Fontaine (2017: 8):
One interpretation of lexis as most delicate grammar is that they are somehow the end point of a bundle of system choices, which leads to a single lexical option. Hunston and Francis (2000:28) argue against this view:
If words have their typical phraseologies, such that words are not selected in isolation but in variable phrases, then it is unsatisfactory to propose that each lexical item is the end-point of an individual bundle of systemic choices. The best compromise that could be reached would be to propose that each bundle of system choices should end, not in a lexical item per se but in a ‘unit of meaning’. As units of meaning are, by their nature, indeterminate in extent, however, such an interpretation would involve system-choices leading to fuzzy-edged and overlapping units, at best.
Blogger Comments:
[1] This is a serious misunderstanding of SFL Theory. To be clear, the specification of lexical items by bundles of the most delicate lexicogrammatical features does not entail that words are selected in isolation. Grammatically, words serve as functions in group and phrase structures, and so they are selected with other words in those structures. Lexically, words have co-occurrence tendencies, and these collocations are modelled in SFL Theory as serving a cohesive function.
[2] Again, this is a serious misunderstanding of SFL Theory. To be clear, in SFL Theory, lexicogrammar (wording) is modelled in terms of the meaning it realises. That is, the lexicogrammatical features that specify lexical items are modelled in terms of meaning.

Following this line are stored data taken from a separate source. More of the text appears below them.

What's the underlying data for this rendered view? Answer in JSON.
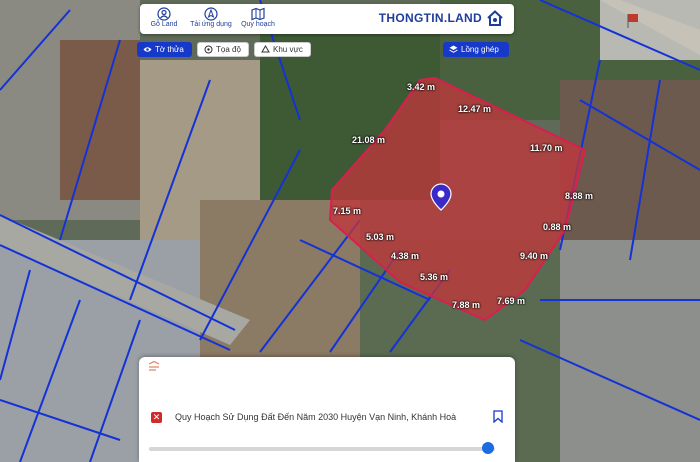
{
  "topbar": {
    "nav": [
      {
        "label": "Gỗ Land",
        "icon": "user-icon"
      },
      {
        "label": "Tải ứng dụng",
        "icon": "compass-icon"
      },
      {
        "label": "Quy hoạch",
        "icon": "map-icon"
      }
    ],
    "logo_text": "THONGTIN.LAND"
  },
  "controls": {
    "to_thua": "Tờ thửa",
    "toa_do": "Tọa độ",
    "khu_vuc": "Khu vực",
    "long_ghep": "Lồng ghép"
  },
  "measurements": [
    {
      "text": "3.42 m"
    },
    {
      "text": "12.47 m"
    },
    {
      "text": "21.08 m"
    },
    {
      "text": "11.70 m"
    },
    {
      "text": "8.88 m"
    },
    {
      "text": "0.88 m"
    },
    {
      "text": "7.15 m"
    },
    {
      "text": "5.03 m"
    },
    {
      "text": "4.38 m"
    },
    {
      "text": "9.40 m"
    },
    {
      "text": "5.36 m"
    },
    {
      "text": "7.69 m"
    },
    {
      "text": "7.88 m"
    }
  ],
  "panel": {
    "plan_title": "Quy Hoạch Sử Dụng Đất Đến Năm 2030 Huyện Vạn Ninh, Khánh Hoà",
    "close_label": "✕",
    "opacity_level": 0.98
  },
  "colors": {
    "brand": "#1f3e9a",
    "parcel_fill": "#c4353b",
    "parcel_outline": "#d81f4d",
    "boundary": "#1432d6"
  }
}
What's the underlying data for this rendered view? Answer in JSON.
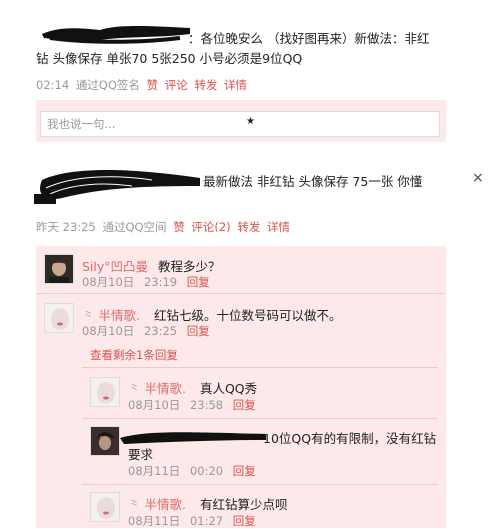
{
  "post1": {
    "text_line1": "：各位晚安么 （找好图再来）新做法：非红",
    "text_line2": "钻 头像保存 单张70 5张250 小号必须是9位QQ",
    "time": "02:14",
    "source": "通过QQ签名",
    "actions": {
      "like": "赞",
      "comment": "评论",
      "forward": "转发",
      "detail": "详情"
    },
    "comment_placeholder": "我也说一句..."
  },
  "post2": {
    "text": "最新做法 非红钻 头像保存 75一张 你懂",
    "close_glyph": "×",
    "time": "昨天 23:25",
    "source": "通过QQ空间",
    "actions": {
      "like": "赞",
      "comment": "评论(2)",
      "forward": "转发",
      "detail": "详情"
    },
    "comments": [
      {
        "name": "Sily°凹凸曼",
        "text": "教程多少？",
        "date": "08月10日",
        "time": "23:19",
        "reply": "回复"
      },
      {
        "name": "半情歌.",
        "text": "红钻七级。十位数号码可以做不。",
        "date": "08月10日",
        "time": "23:25",
        "reply": "回复",
        "view_more": "查看剩余1条回复",
        "replies": [
          {
            "name": "半情歌.",
            "text": "真人QQ秀",
            "date": "08月10日",
            "time": "23:58",
            "reply": "回复"
          },
          {
            "name": "",
            "text_line1": "10位QQ有的有限制，没有红钻",
            "text_line2": "要求",
            "date": "08月11日",
            "time": "00:20",
            "reply": "回复"
          },
          {
            "name": "半情歌.",
            "text": "有红钻算少点呗",
            "date": "08月11日",
            "time": "01:27",
            "reply": "回复"
          }
        ]
      }
    ]
  }
}
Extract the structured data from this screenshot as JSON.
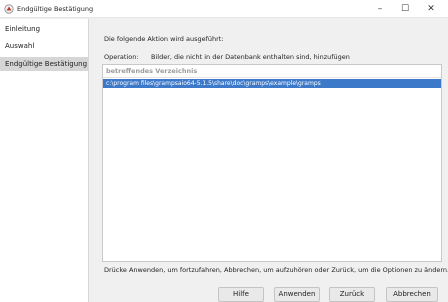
{
  "window": {
    "title": "Endgültige Bestätigung",
    "app_icon": "gramps-app-icon",
    "controls": {
      "minimize": "–",
      "maximize": "☐",
      "close": "✕"
    }
  },
  "sidebar": {
    "items": [
      {
        "label": "Einleitung",
        "active": false
      },
      {
        "label": "Auswahl",
        "active": false
      },
      {
        "label": "Endgültige Bestätigung",
        "active": true
      }
    ]
  },
  "main": {
    "description": "Die folgende Aktion wird ausgeführt:",
    "operation_label": "Operation:",
    "operation_value": "Bilder, die nicht in der Datenbank enthalten sind, hinzufügen",
    "list": {
      "header": "betreffendes Verzeichnis",
      "rows": [
        "c:\\program files\\grampsaio64-5.1.5\\share\\doc\\gramps\\example\\gramps"
      ]
    },
    "hint": "Drücke Anwenden, um fortzufahren, Abbrechen, um aufzuhören oder Zurück, um die Optionen zu ändern."
  },
  "buttons": {
    "help": "Hilfe",
    "apply": "Anwenden",
    "back": "Zurück",
    "cancel": "Abbrechen"
  },
  "colors": {
    "selection": "#3d79c9",
    "sidebar_active": "#d6d6d6",
    "background": "#f0f0f0"
  }
}
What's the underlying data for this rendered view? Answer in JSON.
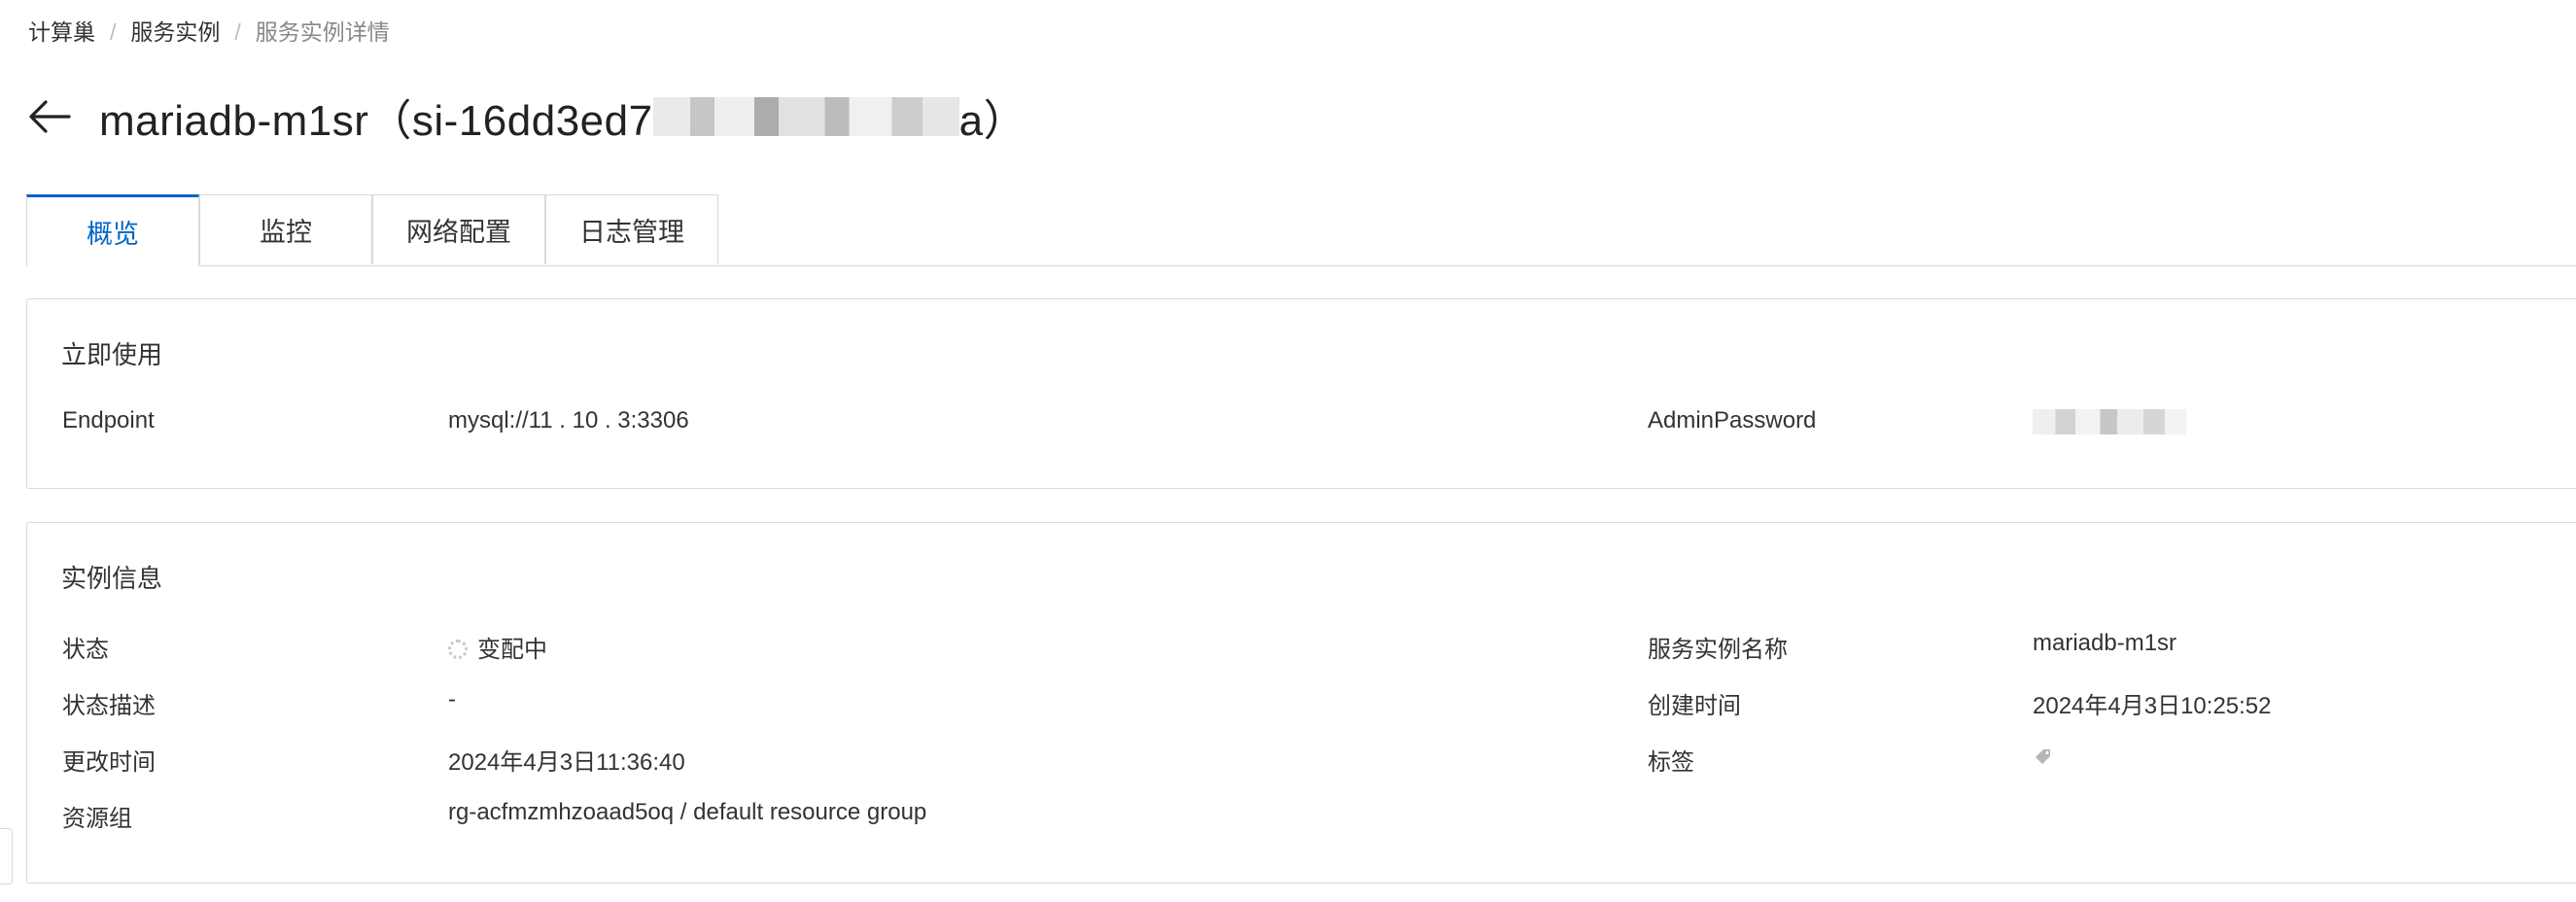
{
  "breadcrumb": {
    "items": [
      "计算巢",
      "服务实例",
      "服务实例详情"
    ],
    "separator": "/"
  },
  "title": {
    "prefix": "mariadb-m1sr（si-16dd3ed7",
    "suffix": "a）",
    "back_icon": "arrow-left-icon"
  },
  "tabs": [
    {
      "label": "概览",
      "active": true
    },
    {
      "label": "监控",
      "active": false
    },
    {
      "label": "网络配置",
      "active": false
    },
    {
      "label": "日志管理",
      "active": false
    }
  ],
  "quick_use": {
    "title": "立即使用",
    "endpoint_label": "Endpoint",
    "endpoint_value": "mysql://11 . 10 . 3:3306",
    "password_label": "AdminPassword"
  },
  "instance_info": {
    "title": "实例信息",
    "status_label": "状态",
    "status_value": "变配中",
    "status_desc_label": "状态描述",
    "status_desc_value": "-",
    "modified_label": "更改时间",
    "modified_value": "2024年4月3日11:36:40",
    "resource_group_label": "资源组",
    "resource_group_value": "rg-acfmzmhzoaad5oq / default resource group",
    "name_label": "服务实例名称",
    "name_value": "mariadb-m1sr",
    "created_label": "创建时间",
    "created_value": "2024年4月3日10:25:52",
    "tags_label": "标签",
    "tags_icon": "edit-tag-icon"
  },
  "colors": {
    "accent": "#0064c8",
    "text": "#333333",
    "muted": "#888888",
    "border": "#d9d9d9"
  }
}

[3] To be clear, from the perspective of SFL Theory, units of meaning are not "by their very nature, indeterminate in extent". For example, the "units" of ideational meaning are the three types of phenomenon: sequence, figure, and element, which are congruently realised in wording as clause complex, clause and group/phrase, respectively (Halliday & Matthiessen 1999: 49). Their realisation in wording delimits, and so determines, the extent of each unit of meaning.